With hunger, there's want, and there's need. And distinguishing between the two (and making smart choices thereafter) is at the very heart of healthy eating, and a constant challenge for so many of us.
Up until about age 5, you had an innate ability to tune in to that need-based hunger, crying for food when you were (truly) hungry and ignoring (or throwing) it when you were full. You were guided by your hormones, namely ghrelin and leptin. Levels of ghrelin, a hormone that regulates hunger, rise when your body needs food; while leptin, often called the satiety hormone, is triggered when you’re full. But flash-forward to adulthood and you may be relying more on external cues than those internal ones to dictate when you eat—and how much.
“Fifty percent of the time, people are eating for emotional reasons rather than real hunger,” says Equinox Health Advisory Board member Jeffrey Morrison, M.D., founder of the Morrison Center in New York City.
Boredom, anxiety, stress, social gatherings, and enticing food commercials are just a few reasons. Meanwhile, if you eat when you’re not really hungry, satiety often becomes a moot point as well.
This is where managing your weight can become an issue,” says registered dietician and Tier 4 coach Maria Pagano. “Research shows that people eat more food when pre-occupied, whether they’re being social or watching TV.”
So how do you tune back in to your body? Realize that hunger and satiety are ways that your body talks to you, just as it does in the gym when you’ve hit your stride or maxed out on the weight stack. The goal is a symbiotic mind-body relationship—and this is just another example of how you can benefit from listening. “It can help to be mindful of where your hunger falls on a scale of 1 to 10, with 10 being starving and 1 being much too full. Try to eat when you’re at 7 or 8 and stop by 3 or 4, when you’re comfortably full,” suggests Pagano. With a little training, it should become second nature.

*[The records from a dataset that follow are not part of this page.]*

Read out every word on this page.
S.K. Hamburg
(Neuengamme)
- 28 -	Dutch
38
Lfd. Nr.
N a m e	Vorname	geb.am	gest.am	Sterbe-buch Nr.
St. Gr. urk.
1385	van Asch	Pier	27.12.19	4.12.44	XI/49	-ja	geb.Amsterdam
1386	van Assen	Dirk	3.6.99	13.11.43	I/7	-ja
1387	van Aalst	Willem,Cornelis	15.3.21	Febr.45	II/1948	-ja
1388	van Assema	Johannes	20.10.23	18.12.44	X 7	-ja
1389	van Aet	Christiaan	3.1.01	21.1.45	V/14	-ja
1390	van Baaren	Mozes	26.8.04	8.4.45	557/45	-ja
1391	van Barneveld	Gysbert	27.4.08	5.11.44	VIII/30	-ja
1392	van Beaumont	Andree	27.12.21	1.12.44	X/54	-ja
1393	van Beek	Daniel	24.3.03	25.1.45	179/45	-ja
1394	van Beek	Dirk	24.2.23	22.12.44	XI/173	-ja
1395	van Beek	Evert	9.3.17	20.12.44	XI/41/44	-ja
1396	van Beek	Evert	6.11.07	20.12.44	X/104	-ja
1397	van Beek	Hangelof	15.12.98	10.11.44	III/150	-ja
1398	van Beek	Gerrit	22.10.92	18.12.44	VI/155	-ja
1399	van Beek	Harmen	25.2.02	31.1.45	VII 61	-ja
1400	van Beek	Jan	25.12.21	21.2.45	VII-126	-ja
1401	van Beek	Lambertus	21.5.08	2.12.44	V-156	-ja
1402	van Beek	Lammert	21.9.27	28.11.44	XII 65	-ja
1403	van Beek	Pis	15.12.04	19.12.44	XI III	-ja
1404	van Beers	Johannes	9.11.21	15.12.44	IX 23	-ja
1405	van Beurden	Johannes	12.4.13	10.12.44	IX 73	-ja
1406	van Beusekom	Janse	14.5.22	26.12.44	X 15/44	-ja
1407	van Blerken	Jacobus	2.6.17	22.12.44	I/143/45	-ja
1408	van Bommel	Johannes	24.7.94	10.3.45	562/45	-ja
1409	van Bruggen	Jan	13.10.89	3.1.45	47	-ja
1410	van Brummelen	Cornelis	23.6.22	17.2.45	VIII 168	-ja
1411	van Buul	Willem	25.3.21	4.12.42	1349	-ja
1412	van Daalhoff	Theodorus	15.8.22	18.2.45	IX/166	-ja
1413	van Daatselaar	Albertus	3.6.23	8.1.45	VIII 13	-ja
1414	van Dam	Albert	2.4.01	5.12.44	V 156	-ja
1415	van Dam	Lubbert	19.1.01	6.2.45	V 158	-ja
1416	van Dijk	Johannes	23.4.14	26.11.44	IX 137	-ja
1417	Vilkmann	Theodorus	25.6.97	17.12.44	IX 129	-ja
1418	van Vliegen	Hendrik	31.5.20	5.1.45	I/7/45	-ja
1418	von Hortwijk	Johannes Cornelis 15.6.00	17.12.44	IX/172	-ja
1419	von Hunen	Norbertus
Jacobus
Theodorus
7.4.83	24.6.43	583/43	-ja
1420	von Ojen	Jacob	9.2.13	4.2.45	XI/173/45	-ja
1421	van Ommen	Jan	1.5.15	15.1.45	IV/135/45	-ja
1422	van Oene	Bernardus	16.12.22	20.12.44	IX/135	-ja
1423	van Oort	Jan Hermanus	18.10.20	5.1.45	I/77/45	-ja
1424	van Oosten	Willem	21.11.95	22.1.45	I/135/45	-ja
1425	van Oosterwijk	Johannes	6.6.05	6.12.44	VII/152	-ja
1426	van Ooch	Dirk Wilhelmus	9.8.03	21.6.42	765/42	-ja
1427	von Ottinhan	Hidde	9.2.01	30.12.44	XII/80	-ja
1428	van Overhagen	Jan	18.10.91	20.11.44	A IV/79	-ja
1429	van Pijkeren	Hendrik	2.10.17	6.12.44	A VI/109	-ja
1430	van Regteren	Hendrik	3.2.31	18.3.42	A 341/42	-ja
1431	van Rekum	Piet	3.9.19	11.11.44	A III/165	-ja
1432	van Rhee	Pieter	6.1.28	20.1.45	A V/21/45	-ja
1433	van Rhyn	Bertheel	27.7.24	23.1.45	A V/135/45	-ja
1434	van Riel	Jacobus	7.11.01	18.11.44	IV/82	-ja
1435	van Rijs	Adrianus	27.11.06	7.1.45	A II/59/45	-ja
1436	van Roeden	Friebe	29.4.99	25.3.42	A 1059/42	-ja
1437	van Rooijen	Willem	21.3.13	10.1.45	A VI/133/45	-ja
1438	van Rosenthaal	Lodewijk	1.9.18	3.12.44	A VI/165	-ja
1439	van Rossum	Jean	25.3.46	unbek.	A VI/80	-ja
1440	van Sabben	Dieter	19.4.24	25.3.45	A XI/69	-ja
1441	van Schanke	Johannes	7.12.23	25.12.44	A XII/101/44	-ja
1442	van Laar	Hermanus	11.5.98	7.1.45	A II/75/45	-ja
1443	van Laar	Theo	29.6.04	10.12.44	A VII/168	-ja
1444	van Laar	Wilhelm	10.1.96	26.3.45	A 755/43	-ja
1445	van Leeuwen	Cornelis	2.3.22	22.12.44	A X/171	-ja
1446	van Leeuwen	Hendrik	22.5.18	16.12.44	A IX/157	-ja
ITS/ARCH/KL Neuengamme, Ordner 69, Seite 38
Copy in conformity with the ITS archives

And if you’re getting hungry between meals, take a step back before reaching for a snack. “Remember, the hunger feeling doesn’t always mean that calories are required. You might be dehydrated or looking for a distraction from work or some stress you’re feeling,” says Morrison. “Drink a glass of water or take a short walk and the feeling may pass.”
When you do have a meal, think like a chef and start appreciating the taste, texture, and flavor of your food. This will naturally slow down your eating and give leptin time to go to work. “Eating slowly gives the body a chance to get the message that it’s no longer hungry and that takes up to 20 minutes,” says Morrison. Setting a kitchen timer for that amount of time can help you get in the habit (and provide valuable insight if you’re eating way too fast).
Sleep is another key component in being able to accurately assess hunger and satiety. “Most people require 7½ to 8½ hours of sleep a night but most get 6 or less. Too little sleep causes the up-regulation of ghrelin, which makes you hungrier, while it lowers the production of leptin, so you’re less satisfied,” explains Morrison. In other words, lack of sleep primes your machinery for a malfunction, making it harder to clue in to your cues.
The takeaway: Tap into your inner child and eat when you’re truly hungry, stop when you’ve had just enough, and hit the pillow early. You knew how to do it once; you can learn it again.